Things to do in Moorside, Greater Manchester
Moorside, Oldham, is indeed beside the moors. Only a 'cockstride' away (meaning:-adjacent to) are the Saddleworth moors and the beautiful Saddleworth villages, five in all. Old pubs and houses dating back to 1800 and beyond; cobbled streets, canal & river, old folk law themes and activities at certain times including Morris Dancers. This neighbouring community to Moorside is well worth a visit.
Moorside came into being because of a wealthy business man called Thomas Melladew and he put Moorside on the map. Thomas Melladew brought his spinning and manufacturing business to Moorside in 1842. It prospered so well that he finished up owing 200-300 dwellings and buildings as well as owning two coal mines that were on his 500 acres of land. Because Moorside was too high a level to be able to have corporation water he built a reservoir to supply all his houses.
He owned almost all of Moorside. His own House was called the Parkfield House, a very grand and dignified house. Eventually, over many years, it became a Guest House. Then, in 1961 it became The Parkfield House Hotel & Country Club and on the 4th April 2007 it closed down and now sadly stands still and empty.

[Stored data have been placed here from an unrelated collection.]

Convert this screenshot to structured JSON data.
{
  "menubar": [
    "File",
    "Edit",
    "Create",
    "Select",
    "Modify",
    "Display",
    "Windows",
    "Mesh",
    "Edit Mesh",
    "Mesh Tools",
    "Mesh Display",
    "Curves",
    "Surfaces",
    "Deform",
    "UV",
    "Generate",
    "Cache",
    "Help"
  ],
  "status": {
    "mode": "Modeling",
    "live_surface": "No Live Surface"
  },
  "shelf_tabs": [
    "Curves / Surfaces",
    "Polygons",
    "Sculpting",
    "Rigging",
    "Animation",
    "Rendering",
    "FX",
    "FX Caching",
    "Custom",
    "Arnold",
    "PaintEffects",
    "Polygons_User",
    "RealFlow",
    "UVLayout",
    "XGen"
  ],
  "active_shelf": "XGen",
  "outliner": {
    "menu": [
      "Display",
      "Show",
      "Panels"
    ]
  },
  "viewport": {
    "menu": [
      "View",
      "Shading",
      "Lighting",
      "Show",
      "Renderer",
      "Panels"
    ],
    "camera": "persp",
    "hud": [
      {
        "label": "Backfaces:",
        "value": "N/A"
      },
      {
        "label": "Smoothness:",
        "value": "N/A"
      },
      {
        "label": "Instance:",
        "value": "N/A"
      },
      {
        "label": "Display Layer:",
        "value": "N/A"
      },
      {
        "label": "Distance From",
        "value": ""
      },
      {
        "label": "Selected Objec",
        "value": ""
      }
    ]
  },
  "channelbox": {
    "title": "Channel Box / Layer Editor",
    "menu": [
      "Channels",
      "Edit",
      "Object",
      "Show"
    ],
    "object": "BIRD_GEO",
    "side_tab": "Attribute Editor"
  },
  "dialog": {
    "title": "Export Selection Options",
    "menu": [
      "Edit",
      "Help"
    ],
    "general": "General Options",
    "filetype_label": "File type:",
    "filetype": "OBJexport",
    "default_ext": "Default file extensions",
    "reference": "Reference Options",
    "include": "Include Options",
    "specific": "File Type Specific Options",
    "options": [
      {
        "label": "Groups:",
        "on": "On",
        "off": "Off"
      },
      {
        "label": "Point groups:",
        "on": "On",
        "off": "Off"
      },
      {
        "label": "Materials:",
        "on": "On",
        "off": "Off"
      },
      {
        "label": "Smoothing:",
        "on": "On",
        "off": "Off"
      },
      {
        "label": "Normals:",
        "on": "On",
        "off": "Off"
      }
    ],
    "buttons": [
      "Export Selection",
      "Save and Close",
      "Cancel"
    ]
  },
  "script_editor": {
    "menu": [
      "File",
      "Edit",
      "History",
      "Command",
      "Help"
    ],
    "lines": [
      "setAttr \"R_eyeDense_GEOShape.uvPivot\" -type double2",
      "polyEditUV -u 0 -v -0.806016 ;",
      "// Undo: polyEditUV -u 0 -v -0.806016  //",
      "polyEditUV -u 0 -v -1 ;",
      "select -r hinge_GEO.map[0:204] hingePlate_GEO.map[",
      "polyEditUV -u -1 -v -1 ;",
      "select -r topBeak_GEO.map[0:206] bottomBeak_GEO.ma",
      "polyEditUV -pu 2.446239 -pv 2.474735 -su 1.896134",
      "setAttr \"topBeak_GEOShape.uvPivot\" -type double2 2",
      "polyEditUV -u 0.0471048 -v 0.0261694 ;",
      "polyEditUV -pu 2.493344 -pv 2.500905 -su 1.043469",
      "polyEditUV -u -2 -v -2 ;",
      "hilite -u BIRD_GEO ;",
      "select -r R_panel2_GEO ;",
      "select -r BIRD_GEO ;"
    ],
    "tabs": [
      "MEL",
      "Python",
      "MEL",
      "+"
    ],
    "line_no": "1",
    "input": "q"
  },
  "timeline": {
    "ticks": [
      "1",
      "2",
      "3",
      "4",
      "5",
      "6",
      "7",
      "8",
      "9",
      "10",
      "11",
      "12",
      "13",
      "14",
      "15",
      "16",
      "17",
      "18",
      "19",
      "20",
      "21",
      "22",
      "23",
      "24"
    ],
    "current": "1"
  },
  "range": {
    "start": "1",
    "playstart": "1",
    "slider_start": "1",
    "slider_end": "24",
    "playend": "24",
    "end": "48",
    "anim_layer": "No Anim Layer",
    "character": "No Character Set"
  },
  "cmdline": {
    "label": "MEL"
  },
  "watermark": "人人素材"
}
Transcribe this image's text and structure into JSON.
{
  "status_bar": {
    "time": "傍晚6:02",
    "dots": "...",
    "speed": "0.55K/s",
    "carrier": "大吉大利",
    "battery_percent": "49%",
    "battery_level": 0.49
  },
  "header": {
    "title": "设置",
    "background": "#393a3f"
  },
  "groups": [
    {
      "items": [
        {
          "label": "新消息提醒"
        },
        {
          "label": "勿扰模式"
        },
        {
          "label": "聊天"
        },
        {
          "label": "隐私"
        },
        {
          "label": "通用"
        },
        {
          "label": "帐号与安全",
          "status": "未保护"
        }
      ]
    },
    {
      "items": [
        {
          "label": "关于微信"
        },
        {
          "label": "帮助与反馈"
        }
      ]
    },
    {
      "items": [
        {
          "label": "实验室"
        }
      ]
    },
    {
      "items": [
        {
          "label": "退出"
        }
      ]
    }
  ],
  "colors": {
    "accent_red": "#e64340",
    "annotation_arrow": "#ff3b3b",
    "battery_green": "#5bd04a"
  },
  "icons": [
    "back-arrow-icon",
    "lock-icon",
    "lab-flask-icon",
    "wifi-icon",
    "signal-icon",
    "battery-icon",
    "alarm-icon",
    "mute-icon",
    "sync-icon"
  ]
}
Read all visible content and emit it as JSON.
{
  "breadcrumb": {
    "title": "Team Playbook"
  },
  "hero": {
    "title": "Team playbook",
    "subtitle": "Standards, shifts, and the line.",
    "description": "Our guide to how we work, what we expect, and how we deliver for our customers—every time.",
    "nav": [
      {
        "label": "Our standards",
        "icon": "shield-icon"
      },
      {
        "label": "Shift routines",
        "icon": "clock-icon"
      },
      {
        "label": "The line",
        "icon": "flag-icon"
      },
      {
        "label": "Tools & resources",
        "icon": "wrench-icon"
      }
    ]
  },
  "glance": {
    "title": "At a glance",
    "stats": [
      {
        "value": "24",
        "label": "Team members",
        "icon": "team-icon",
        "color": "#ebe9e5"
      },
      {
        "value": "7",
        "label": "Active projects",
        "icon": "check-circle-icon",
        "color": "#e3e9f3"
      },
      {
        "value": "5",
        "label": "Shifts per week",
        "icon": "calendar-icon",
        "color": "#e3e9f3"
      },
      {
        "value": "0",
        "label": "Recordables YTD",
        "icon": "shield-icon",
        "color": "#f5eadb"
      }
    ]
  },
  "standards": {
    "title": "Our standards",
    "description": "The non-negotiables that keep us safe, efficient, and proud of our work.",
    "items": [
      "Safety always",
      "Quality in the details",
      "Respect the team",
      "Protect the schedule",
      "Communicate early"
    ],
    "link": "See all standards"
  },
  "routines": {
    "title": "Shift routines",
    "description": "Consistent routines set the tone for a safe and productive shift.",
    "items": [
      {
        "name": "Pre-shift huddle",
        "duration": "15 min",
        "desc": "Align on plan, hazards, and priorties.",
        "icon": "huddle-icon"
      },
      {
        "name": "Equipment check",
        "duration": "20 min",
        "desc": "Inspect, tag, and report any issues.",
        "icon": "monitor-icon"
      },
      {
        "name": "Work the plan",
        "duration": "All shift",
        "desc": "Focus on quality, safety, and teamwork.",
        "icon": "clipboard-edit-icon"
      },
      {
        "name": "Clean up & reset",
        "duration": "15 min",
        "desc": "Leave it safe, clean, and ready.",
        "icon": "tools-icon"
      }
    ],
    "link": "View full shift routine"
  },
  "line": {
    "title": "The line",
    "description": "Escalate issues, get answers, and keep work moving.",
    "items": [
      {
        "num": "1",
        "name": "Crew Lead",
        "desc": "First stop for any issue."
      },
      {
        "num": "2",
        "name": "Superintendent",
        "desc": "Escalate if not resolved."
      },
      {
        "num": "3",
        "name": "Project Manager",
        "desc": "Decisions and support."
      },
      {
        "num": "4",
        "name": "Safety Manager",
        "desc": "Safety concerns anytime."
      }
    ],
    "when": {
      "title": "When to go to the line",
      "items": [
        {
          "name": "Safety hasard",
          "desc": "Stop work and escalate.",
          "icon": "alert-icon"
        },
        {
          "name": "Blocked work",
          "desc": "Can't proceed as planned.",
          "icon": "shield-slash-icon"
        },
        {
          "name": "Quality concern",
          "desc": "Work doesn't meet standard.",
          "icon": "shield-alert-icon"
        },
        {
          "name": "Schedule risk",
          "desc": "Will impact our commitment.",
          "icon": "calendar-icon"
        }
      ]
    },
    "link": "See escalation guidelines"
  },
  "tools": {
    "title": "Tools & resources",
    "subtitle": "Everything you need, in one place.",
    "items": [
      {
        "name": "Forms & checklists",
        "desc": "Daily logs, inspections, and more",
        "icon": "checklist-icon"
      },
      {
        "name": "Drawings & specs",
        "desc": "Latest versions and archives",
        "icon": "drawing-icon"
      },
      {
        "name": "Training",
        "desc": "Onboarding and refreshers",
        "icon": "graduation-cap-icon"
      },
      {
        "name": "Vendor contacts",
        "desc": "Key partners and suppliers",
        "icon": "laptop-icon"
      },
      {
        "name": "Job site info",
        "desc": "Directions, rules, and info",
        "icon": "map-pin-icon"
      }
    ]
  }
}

Plans are that it will be demolished and luxury apartments built on the land. Hopefully, the new buildings will remain with Thomas Melladew's chosen name - 'Parkfield'.
Moorside offers incredible views. The radio telescope at Jodrell Bank in Goostery, Cheshire, can be seen with the naked eye. So too can cooling towers near Warrington, Manchester's sky line, Winter Hill at Bolton, Peel Tower at Helmshore in the Rossendale Valley, to name but a few, can all be seen with the naked eye, even the Welsh mountains are also visible on clear days.
Moorside nestles under Besom Hill and this too can also be seen and identified from far, far away. It is indeed a landmark with its cliff-like edge. (Incidentally, Besom Hill was once a brick works and that too belonged, in partnership, to Thomas Melladew). As luck would have it Moorside Church just happens to be named St.Thomas'.
Moorside developed greatly in the 60's with many council homes being built but some years later many council homes were demolished and new private housing developments have taken place. Nevertheless, even with a growing community, Moorside still sits on the edge of not only moor land but the country side, green belt land, nature trails and beauty spots all with the feeling of being miles away from town life, when in actual fact Oldham town centre is only two miles away.